Industry reactions to the Chancellor’s Winter Recovery Plan


Chancellor Rishi Sunak announced a new job support scheme and extended the coronavirus business loan scheme as part of his Winter Recovery Plan.

In a bid to help businesses with cash flow, Bounce Back Loans can now be extended from six to ten years, and businesses that are struggling can choose to make interest-only payments, or suspend repayments for up to 6 months.

In response to the government’s measures, David Wells, Chief Executive of Logistics UK, commented: “Logistics UK warned government that urgent action was needed to protect struggling businesses to avoid an avalanche of redundancies and insolvencies; we are pleased the Chancellor has listened to our fears and offered a platform for economic growth and recovery. 

“With the UK remaining in crisis mode as coronavirus cases rise, ongoing, flexible financial support for businesses will be essential until the economy recovers. We are pleased to see the targeting of hospitality, tourism and small and medium sized companies, all of whom have been hit particularly hard by the COVID-19 containment measures. We also support the measures to assist businesses with cashflow issues with more generous loan terms and VAT deferrals.”

Sunak confirmed that for the hospitality sector VAT rates remain at 5% until 31 March 2021. Despite this, concern was raised that the level of support was not enough to help the food and drink sector, which could have a major impact on food manufacturers.

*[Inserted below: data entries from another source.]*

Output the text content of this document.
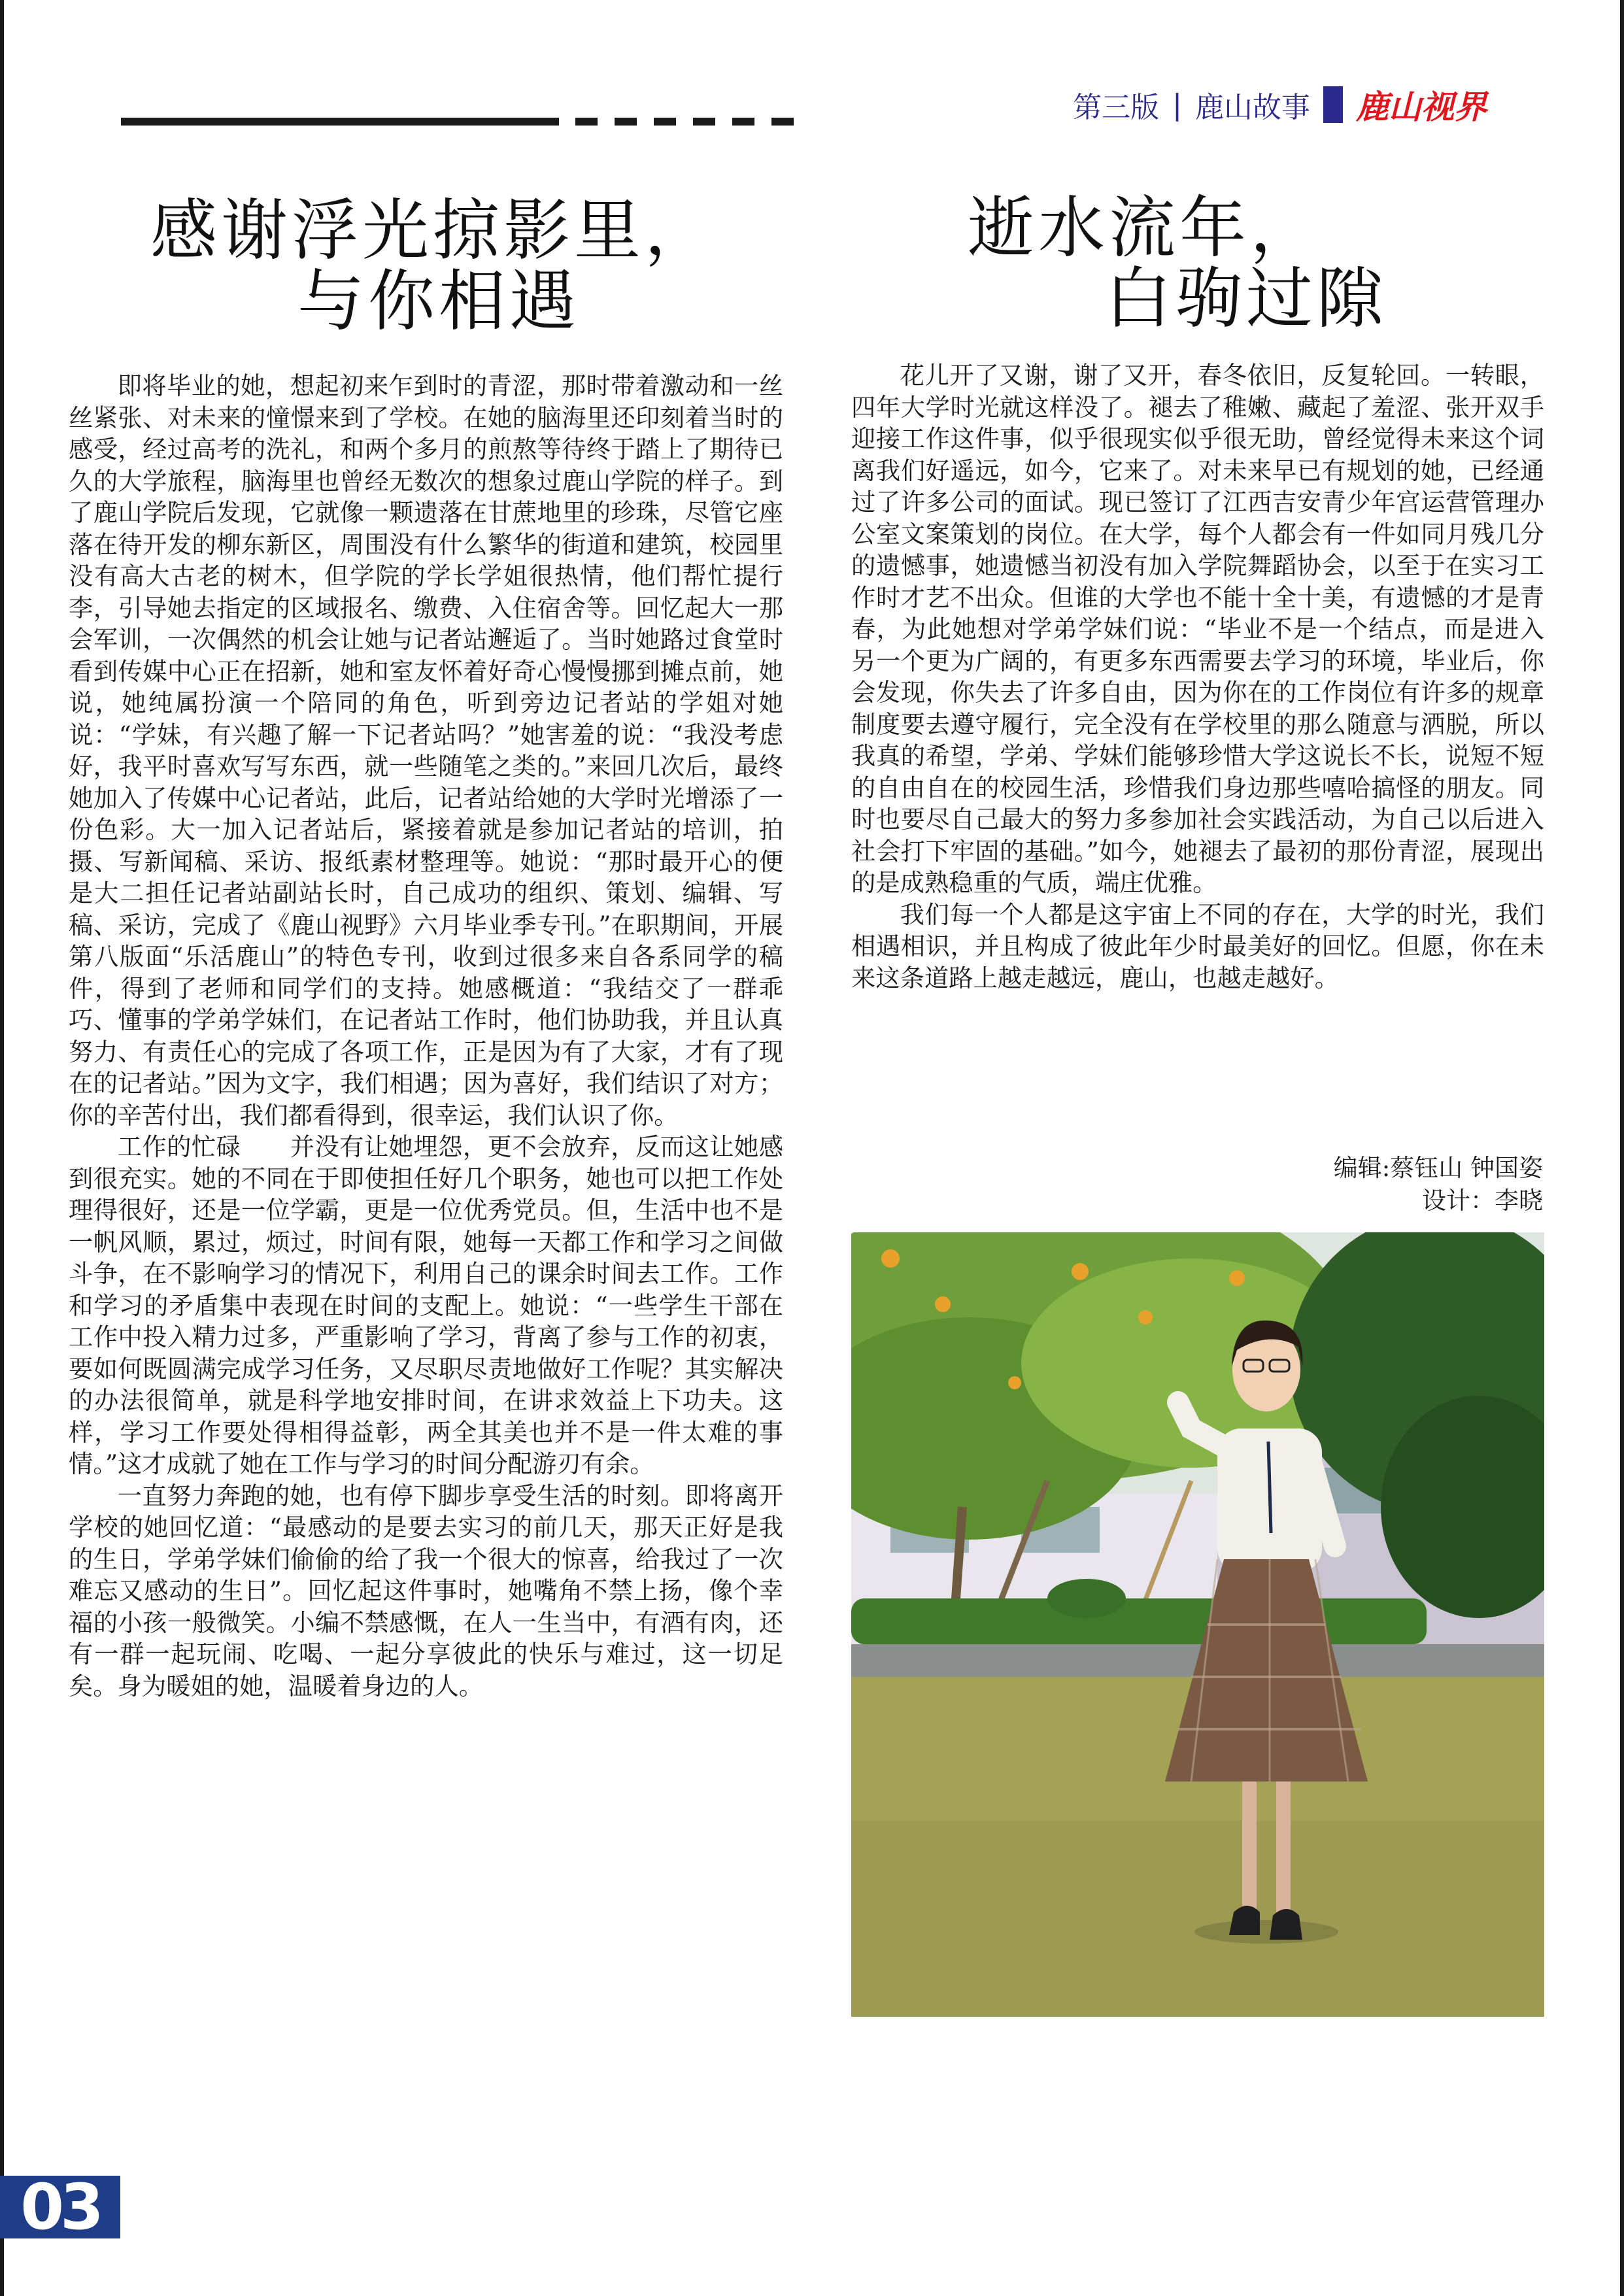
第三版 | 鹿山故事 鹿山视界
感谢浮光掠影里，
与你相遇
逝水流年，
白驹过隙

即将毕业的她，想起初来乍到时的青涩，那时带着激动和一丝丝紧张、对未来的憧憬来到了学校。在她的脑海里还印刻着当时的感受，经过高考的洗礼，和两个多月的煎熬等待终于踏上了期待已久的大学旅程，脑海里也曾经无数次的想象过鹿山学院的样子。到了鹿山学院后发现，它就像一颗遗落在甘蔗地里的珍珠，尽管它座落在待开发的柳东新区，周围没有什么繁华的街道和建筑，校园里没有高大古老的树木，但学院的学长学姐很热情，他们帮忙提行李，引导她去指定的区域报名、缴费、入住宿舍等。回忆起大一那会军训，一次偶然的机会让她与记者站邂逅了。当时她路过食堂时看到传媒中心正在招新，她和室友怀着好奇心慢慢挪到摊点前，她说，她纯属扮演一个陪同的角色，听到旁边记者站的学姐对她说：“学妹，有兴趣了解一下记者站吗？”她害羞的说：“我没考虑好，我平时喜欢写写东西，就一些随笔之类的。”来回几次后，最终她加入了传媒中心记者站，此后，记者站给她的大学时光增添了一份色彩。大一加入记者站后，紧接着就是参加记者站的培训，拍摄、写新闻稿、采访、报纸素材整理等。她说：“那时最开心的便是大二担任记者站副站长时，自己成功的组织、策划、编辑、写稿、采访，完成了《鹿山视野》六月毕业季专刊。”在职期间，开展第八版面“乐活鹿山”的特色专刊，收到过很多来自各系同学的稿件，得到了老师和同学们的支持。她感概道：“我结交了一群乖巧、懂事的学弟学妹们，在记者站工作时，他们协助我，并且认真努力、有责任心的完成了各项工作，正是因为有了大家，才有了现在的记者站。”因为文字，我们相遇；因为喜好，我们结识了对方；你的辛苦付出，我们都看得到，很幸运，我们认识了你。

工作的忙碌　　并没有让她埋怨，更不会放弃，反而这让她感到很充实。她的不同在于即使担任好几个职务，她也可以把工作处理得很好，还是一位学霸，更是一位优秀党员。但，生活中也不是一帆风顺，累过，烦过，时间有限，她每一天都工作和学习之间做斗争，在不影响学习的情况下，利用自己的课余时间去工作。工作和学习的矛盾集中表现在时间的支配上。她说：“一些学生干部在工作中投入精力过多，严重影响了学习，背离了参与工作的初衷，要如何既圆满完成学习任务，又尽职尽责地做好工作呢？其实解决的办法很简单，就是科学地安排时间，在讲求效益上下功夫。这样，学习工作要处得相得益彰，两全其美也并不是一件太难的事情。”这才成就了她在工作与学习的时间分配游刃有余。

一直努力奔跑的她，也有停下脚步享受生活的时刻。即将离开学校的她回忆道：“最感动的是要去实习的前几天，那天正好是我的生日，学弟学妹们偷偷的给了我一个很大的惊喜，给我过了一次难忘又感动的生日”。回忆起这件事时，她嘴角不禁上扬，像个幸福的小孩一般微笑。小编不禁感慨，在人一生当中，有酒有肉，还有一群一起玩闹、吃喝、一起分享彼此的快乐与难过，这一切足矣。身为暖姐的她，温暖着身边的人。

花儿开了又谢，谢了又开，春冬依旧，反复轮回。一转眼，四年大学时光就这样没了。褪去了稚嫩、藏起了羞涩、张开双手迎接工作这件事，似乎很现实似乎很无助，曾经觉得未来这个词离我们好遥远，如今，它来了。对未来早已有规划的她，已经通过了许多公司的面试。现已签订了江西吉安青少年宫运营管理办公室文案策划的岗位。在大学，每个人都会有一件如同月残几分的遗憾事，她遗憾当初没有加入学院舞蹈协会，以至于在实习工作时才艺不出众。但谁的大学也不能十全十美，有遗憾的才是青春，为此她想对学弟学妹们说：“毕业不是一个结点，而是进入另一个更为广阔的，有更多东西需要去学习的环境，毕业后，你会发现，你失去了许多自由，因为你在的工作岗位有许多的规章制度要去遵守履行，完全没有在学校里的那么随意与洒脱，所以我真的希望，学弟、学妹们能够珍惜大学这说长不长，说短不短的自由自在的校园生活，珍惜我们身边那些嘻哈搞怪的朋友。同时也要尽自己最大的努力多参加社会实践活动，为自己以后进入社会打下牢固的基础。”如今，她褪去了最初的那份青涩，展现出的是成熟稳重的气质，端庄优雅。

我们每一个人都是这宇宙上不同的存在，大学的时光，我们相遇相识，并且构成了彼此年少时最美好的回忆。但愿，你在未来这条道路上越走越远，鹿山，也越走越好。

编辑:蔡钰山 钟国姿
设计：李晓
03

Food and Drink Federation (FDF) Chief Executive, Ian Wright CBE, said: “The decision to introduce the Jobs Support Scheme and to extend the VAT cut for hospitality are welcome from the government but simply do not go far enough. The requirement for staff to be working part-time to be eligible for support will not be enough to sustain hospitality businesses and their food and drink manufacturing suppliers – the squeezed middle - through a difficult autumn and winter where pubs, bars, and restaurants will have significantly reduced custom.
“The pandemic has had a far greater impact on some sectors of the economy than others – sectors that would continue to support millions of viable jobs once a vaccine is achieved and social distancing can end. Only by continuing a targeted furlough scheme while the current restrictions remain will we avoid mass long-term unemployment and the decimation of a sector that could otherwise support our economic recovery once the pandemic is over. We urge the UK Government to engage with those industries most impacted about what more can be done to support those food and drink businesses most affected by the restrictions.”

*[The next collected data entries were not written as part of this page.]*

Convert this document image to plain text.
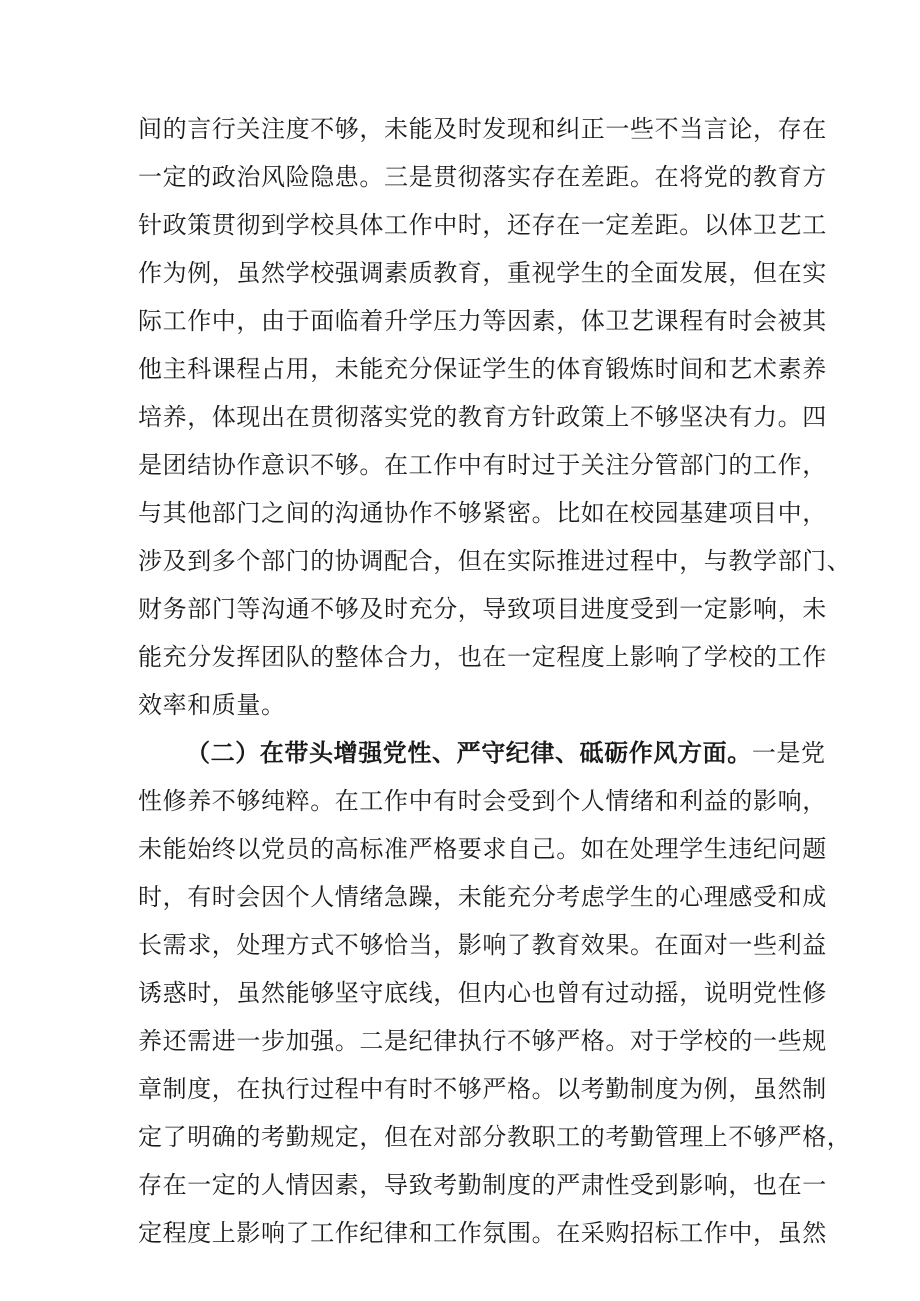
间的言行关注度不够，未能及时发现和纠正一些不当言论，存在
一定的政治风险隐患。三是贯彻落实存在差距。在将党的教育方
针政策贯彻到学校具体工作中时，还存在一定差距。以体卫艺工
作为例，虽然学校强调素质教育，重视学生的全面发展，但在实
际工作中，由于面临着升学压力等因素，体卫艺课程有时会被其
他主科课程占用，未能充分保证学生的体育锻炼时间和艺术素养
培养，体现出在贯彻落实党的教育方针政策上不够坚决有力。四
是团结协作意识不够。在工作中有时过于关注分管部门的工作，
与其他部门之间的沟通协作不够紧密。比如在校园基建项目中，
涉及到多个部门的协调配合，但在实际推进过程中，与教学部门、
财务部门等沟通不够及时充分，导致项目进度受到一定影响，未
能充分发挥团队的整体合力，也在一定程度上影响了学校的工作
效率和质量。
（二）在带头增强党性、严守纪律、砥砺作风方面。一是党
性修养不够纯粹。在工作中有时会受到个人情绪和利益的影响，
未能始终以党员的高标准严格要求自己。如在处理学生违纪问题
时，有时会因个人情绪急躁，未能充分考虑学生的心理感受和成
长需求，处理方式不够恰当，影响了教育效果。在面对一些利益
诱惑时，虽然能够坚守底线，但内心也曾有过动摇，说明党性修
养还需进一步加强。二是纪律执行不够严格。对于学校的一些规
章制度，在执行过程中有时不够严格。以考勤制度为例，虽然制
定了明确的考勤规定，但在对部分教职工的考勤管理上不够严格，
存在一定的人情因素，导致考勤制度的严肃性受到影响，也在一
定程度上影响了工作纪律和工作氛围。在采购招标工作中，虽然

The Job Support Scheme aims to protect jobs, but there are concerns that workers at companies forced to close because of coronavirus restrictions – where no working hours are available – will be left without support.

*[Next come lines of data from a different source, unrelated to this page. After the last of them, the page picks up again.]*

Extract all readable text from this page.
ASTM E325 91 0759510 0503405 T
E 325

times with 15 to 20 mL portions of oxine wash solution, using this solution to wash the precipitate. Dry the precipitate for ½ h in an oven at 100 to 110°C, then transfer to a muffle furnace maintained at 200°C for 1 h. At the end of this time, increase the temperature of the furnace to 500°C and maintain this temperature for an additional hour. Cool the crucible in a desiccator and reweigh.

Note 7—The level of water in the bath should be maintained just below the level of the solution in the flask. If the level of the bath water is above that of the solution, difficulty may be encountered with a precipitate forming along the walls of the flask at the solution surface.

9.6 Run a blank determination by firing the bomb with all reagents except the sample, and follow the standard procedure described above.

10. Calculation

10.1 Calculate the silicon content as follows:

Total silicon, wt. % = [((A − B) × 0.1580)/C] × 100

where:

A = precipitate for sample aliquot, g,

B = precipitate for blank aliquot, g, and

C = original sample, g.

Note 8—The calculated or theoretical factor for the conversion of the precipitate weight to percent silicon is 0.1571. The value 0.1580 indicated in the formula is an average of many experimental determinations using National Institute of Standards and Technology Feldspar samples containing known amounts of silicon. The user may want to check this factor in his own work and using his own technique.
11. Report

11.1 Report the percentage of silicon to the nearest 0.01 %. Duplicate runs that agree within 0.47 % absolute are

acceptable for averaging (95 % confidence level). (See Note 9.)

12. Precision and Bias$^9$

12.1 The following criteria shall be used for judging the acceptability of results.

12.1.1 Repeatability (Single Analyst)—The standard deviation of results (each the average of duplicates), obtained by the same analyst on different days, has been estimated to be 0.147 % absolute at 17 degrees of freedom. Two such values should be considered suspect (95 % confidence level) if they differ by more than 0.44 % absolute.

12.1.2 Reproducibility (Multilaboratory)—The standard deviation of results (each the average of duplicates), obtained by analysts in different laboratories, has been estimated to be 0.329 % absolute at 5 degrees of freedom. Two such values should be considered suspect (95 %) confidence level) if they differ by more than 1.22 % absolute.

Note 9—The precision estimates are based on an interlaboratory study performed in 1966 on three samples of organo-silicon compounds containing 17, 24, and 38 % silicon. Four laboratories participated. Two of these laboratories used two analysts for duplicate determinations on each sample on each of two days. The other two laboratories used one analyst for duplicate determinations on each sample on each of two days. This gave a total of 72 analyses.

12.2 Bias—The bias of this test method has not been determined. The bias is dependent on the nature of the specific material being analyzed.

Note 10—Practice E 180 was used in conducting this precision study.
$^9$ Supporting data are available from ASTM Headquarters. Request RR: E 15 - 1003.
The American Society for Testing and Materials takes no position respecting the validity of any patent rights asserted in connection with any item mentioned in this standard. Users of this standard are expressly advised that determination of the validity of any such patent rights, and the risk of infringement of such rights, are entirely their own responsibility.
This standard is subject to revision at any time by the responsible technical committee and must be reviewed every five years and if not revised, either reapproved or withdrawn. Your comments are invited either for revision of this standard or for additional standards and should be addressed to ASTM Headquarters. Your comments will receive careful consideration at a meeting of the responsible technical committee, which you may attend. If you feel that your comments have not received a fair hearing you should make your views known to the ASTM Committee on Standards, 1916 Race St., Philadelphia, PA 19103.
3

Summary of the Job Support Scheme
Under the Government’s Job Support Scheme, employers are being encouraged to retain staff even if there is not enough work for them. Employers will continue to pay the usual wages of their staff for the hours they work. For hours not worked, the government and the employer will each pay one third of the equivalent salary.
In a step designed to encourage companies to retain staff, the employee must not be on a redundancy notice.
The scheme will be open to all employers with a UK bank account and part of PAYE. All small and medium-sized enterprises (SMEs) will be eligible. However, large businesses must show their business has been adversely affected by Covid-19. Big companies will need to show that turnover has fallen by a third.
The government said it also expected that large employers would not pay dividends to shareholders while using the scheme.
The short time working subsidies are designed to sit alongside the government’s jobs retention bonus. Under this scheme, announced earlier this summer, businesses receive a one-off payment of £1,000 for every previously furloughed employee they still employ at the end of January 2021.